GÜNSU SARAÇOĞLU

GÜNSU SARAÇOĞLU

AKM’den Bana Kalanlar…

AKM’den Bana Kalanlar…

Atatürk Kültür Merkezi’ndeki izlenimlerime devam edelim. Heykelleri tek tek bitirip, selfieciler ile dağılan kafamı, Refik Anadol’un dev ekrandaki “Rönesans Rüyaları” çalışması toparlayıverdi. İzledikçe izlemek geliyor insanın içinden… Dinamik, akışkan renklerin dansını seyretmek inanılmaz keyifliydi. “Dünya gözüyle bir Refik Anadol izlemedim demem artık…!”

Dönüşte biraz daha izlemek üzere asıl ziyaret etmek istediğim etkinlik alanına yürümeye başladım.

Kapısından girerken göz göze geldik afiş’te Balkan Hoca ile… Birden sesini de duydum. Kendi ses kaydından şiirlerini dinleyerek arada karşıdaki büyük ekrandan da ona bakarak yavaş yavaş okudum şiirlerini… İşte sanatçının farkı, ürettikleriyle yaşamı sürüyor. Onu var eden ne varsa o salondaydı, sanki hiç gitmemişti… Nurlar içinde uyu Balkan Naci İslimyeli…

“Bizim sohbetlerimizde yaşayacak, biz andıkça var olacak değerlerimizdensin.”

İçimde karmaşıklaşan ama çok kıymetli hislerle dönüşte kendimi yeniden Refik Anadol izlerken buldum. Renkler aktı, karıştı birbirine fondaki müziğin ritminde…

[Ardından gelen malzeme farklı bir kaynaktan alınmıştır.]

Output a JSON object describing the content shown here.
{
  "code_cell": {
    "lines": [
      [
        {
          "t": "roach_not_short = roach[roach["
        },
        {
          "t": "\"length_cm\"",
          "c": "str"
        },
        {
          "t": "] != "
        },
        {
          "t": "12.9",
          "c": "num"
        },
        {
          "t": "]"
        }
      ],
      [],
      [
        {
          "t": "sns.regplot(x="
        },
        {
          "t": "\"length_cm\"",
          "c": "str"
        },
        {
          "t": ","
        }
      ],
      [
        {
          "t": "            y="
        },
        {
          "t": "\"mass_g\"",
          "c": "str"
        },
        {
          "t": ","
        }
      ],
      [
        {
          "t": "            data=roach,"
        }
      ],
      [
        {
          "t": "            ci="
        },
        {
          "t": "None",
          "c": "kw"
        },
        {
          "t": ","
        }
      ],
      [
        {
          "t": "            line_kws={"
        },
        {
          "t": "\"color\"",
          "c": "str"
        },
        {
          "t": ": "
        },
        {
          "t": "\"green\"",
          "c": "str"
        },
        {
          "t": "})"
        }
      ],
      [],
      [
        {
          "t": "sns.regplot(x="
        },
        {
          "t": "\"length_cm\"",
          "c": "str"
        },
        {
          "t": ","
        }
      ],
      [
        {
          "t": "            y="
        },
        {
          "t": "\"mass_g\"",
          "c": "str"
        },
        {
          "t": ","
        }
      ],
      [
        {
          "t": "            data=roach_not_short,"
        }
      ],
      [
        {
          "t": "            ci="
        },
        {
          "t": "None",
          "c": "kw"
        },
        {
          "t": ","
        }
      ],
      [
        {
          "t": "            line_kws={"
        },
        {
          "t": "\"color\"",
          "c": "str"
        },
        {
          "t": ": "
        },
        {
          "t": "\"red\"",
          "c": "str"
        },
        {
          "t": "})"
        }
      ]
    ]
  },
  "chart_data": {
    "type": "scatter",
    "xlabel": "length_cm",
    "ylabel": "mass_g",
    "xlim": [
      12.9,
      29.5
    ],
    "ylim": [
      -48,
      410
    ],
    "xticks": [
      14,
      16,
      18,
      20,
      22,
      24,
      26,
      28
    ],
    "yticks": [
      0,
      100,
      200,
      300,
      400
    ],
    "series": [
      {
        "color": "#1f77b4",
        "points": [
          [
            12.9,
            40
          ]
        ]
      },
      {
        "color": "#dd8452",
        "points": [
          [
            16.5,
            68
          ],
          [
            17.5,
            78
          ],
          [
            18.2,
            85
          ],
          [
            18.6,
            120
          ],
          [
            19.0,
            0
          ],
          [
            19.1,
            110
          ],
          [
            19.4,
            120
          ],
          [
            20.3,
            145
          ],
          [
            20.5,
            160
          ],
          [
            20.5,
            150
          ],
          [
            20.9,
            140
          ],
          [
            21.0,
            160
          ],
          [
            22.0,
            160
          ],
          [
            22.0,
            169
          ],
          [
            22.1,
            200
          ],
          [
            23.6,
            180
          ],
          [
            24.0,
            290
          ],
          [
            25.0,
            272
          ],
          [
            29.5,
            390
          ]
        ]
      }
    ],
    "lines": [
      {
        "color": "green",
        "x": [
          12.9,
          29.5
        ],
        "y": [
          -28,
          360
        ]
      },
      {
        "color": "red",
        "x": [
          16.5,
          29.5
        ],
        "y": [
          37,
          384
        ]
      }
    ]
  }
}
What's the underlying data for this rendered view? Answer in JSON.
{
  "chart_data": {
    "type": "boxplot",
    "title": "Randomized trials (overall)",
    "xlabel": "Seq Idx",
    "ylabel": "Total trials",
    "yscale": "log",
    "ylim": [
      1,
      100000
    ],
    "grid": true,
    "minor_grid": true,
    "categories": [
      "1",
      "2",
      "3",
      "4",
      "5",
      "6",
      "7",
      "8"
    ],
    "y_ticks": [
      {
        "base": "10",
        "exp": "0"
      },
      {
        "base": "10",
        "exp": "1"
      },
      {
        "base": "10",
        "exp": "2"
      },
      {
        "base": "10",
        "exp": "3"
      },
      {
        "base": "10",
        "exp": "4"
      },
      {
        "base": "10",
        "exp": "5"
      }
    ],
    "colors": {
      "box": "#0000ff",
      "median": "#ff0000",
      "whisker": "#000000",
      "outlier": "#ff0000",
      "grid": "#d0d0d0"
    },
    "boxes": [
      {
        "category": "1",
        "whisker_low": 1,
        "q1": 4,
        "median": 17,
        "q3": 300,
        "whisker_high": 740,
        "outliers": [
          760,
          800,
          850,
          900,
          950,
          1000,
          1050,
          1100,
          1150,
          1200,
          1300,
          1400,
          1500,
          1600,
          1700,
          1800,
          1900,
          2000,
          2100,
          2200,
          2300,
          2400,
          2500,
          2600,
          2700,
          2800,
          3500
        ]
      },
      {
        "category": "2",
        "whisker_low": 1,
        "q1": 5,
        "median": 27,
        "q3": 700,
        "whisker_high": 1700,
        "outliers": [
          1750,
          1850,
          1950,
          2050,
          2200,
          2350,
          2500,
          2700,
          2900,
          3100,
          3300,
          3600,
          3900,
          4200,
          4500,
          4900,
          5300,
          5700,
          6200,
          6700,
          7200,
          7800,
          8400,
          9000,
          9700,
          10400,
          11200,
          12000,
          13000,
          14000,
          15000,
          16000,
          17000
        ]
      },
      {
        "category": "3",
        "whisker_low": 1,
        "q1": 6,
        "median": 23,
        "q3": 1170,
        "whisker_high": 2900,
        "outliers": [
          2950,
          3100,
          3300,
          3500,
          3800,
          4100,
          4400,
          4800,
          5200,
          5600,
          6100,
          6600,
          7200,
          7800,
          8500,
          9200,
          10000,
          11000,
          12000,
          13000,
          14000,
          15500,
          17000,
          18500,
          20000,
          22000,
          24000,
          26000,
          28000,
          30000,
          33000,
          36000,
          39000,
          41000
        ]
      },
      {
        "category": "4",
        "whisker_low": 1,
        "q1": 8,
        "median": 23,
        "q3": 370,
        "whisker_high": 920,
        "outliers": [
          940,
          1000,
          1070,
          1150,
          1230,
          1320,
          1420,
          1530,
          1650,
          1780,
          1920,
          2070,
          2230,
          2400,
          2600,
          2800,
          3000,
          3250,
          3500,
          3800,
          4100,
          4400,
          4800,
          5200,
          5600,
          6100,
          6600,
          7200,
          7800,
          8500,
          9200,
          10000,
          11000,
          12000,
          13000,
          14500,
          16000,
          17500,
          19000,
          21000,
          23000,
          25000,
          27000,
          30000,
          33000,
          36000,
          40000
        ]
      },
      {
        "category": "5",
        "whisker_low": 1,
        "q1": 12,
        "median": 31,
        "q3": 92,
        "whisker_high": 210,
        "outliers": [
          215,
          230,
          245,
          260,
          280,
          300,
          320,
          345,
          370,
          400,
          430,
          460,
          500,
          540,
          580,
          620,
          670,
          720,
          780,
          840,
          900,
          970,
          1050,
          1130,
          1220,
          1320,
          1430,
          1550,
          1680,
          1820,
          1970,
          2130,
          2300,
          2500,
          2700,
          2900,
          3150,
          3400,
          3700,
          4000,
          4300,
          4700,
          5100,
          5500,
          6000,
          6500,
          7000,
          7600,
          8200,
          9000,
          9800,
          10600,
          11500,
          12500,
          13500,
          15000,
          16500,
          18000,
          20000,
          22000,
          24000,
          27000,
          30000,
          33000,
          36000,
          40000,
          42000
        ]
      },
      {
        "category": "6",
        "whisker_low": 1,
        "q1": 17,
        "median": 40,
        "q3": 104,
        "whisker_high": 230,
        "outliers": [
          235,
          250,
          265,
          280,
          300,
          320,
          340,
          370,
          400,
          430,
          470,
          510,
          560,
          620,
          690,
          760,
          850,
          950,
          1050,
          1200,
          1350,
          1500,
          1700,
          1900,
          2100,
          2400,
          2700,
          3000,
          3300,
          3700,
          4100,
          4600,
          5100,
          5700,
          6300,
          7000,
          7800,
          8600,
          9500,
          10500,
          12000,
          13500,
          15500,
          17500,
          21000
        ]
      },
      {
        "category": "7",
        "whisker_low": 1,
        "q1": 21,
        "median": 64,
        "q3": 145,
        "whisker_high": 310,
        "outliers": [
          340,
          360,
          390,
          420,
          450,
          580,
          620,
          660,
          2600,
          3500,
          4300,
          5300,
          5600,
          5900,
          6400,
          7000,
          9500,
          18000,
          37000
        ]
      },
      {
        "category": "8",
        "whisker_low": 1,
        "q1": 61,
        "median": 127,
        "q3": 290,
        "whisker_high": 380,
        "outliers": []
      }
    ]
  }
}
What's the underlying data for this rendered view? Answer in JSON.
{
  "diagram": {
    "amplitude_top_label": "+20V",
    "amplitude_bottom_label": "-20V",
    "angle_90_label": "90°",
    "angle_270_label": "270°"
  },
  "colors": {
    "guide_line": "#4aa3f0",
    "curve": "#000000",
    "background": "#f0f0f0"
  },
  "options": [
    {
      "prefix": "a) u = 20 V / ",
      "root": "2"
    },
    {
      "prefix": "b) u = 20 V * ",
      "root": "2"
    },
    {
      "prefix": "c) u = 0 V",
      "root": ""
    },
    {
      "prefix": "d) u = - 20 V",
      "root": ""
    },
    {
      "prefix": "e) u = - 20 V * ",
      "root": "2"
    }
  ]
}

Son durak AKM fuayedeki bir başka sergi projesiydi. İstanbul Uluslararası Halk Müzikleri Festivali’nde Anadolu’da Yaşamış Altı Bin Yıllık Enstrümanların sergilendiği: “Altı Bin Yıllık Sesler”. Müzik aletleri yapım ustası olan ve Kültür ve Turizm Bakanlığı sanatçısı Feridun Obul’un danışmanlığında hazırlanan serginin küratörlüğü Nilşah Ağaoğlu tarafından yapılmış. AKM fuayesinde özel bir tasarımla sergilenen, Anadolu’nun ilk medeniyetlerinden bugüne uzanan halk sazları görülmeye değer. Sergide, orijinal müzik aletlerinin yanı sıra Obul’un tasarımı olan replikalar da yer alıyor. Sümerlerden günümüze dek kullanılmış halk sazlarından seçmeler yer alıyor. Anadolu’da yaşamış orijinal eserlerin yanında Feridun Obul tarafından tarihi araştırmasını yaparak üretilmiş eserler var. Yaklaşık 6000 yılı kapsayan süreçte kullanılmış müzik aletleri mutlaka görmenizi tavsiye ederim.

Böylece AKM’ ile aktaracağım kısa anektodlarımı bu yazımda tamamlıyorum.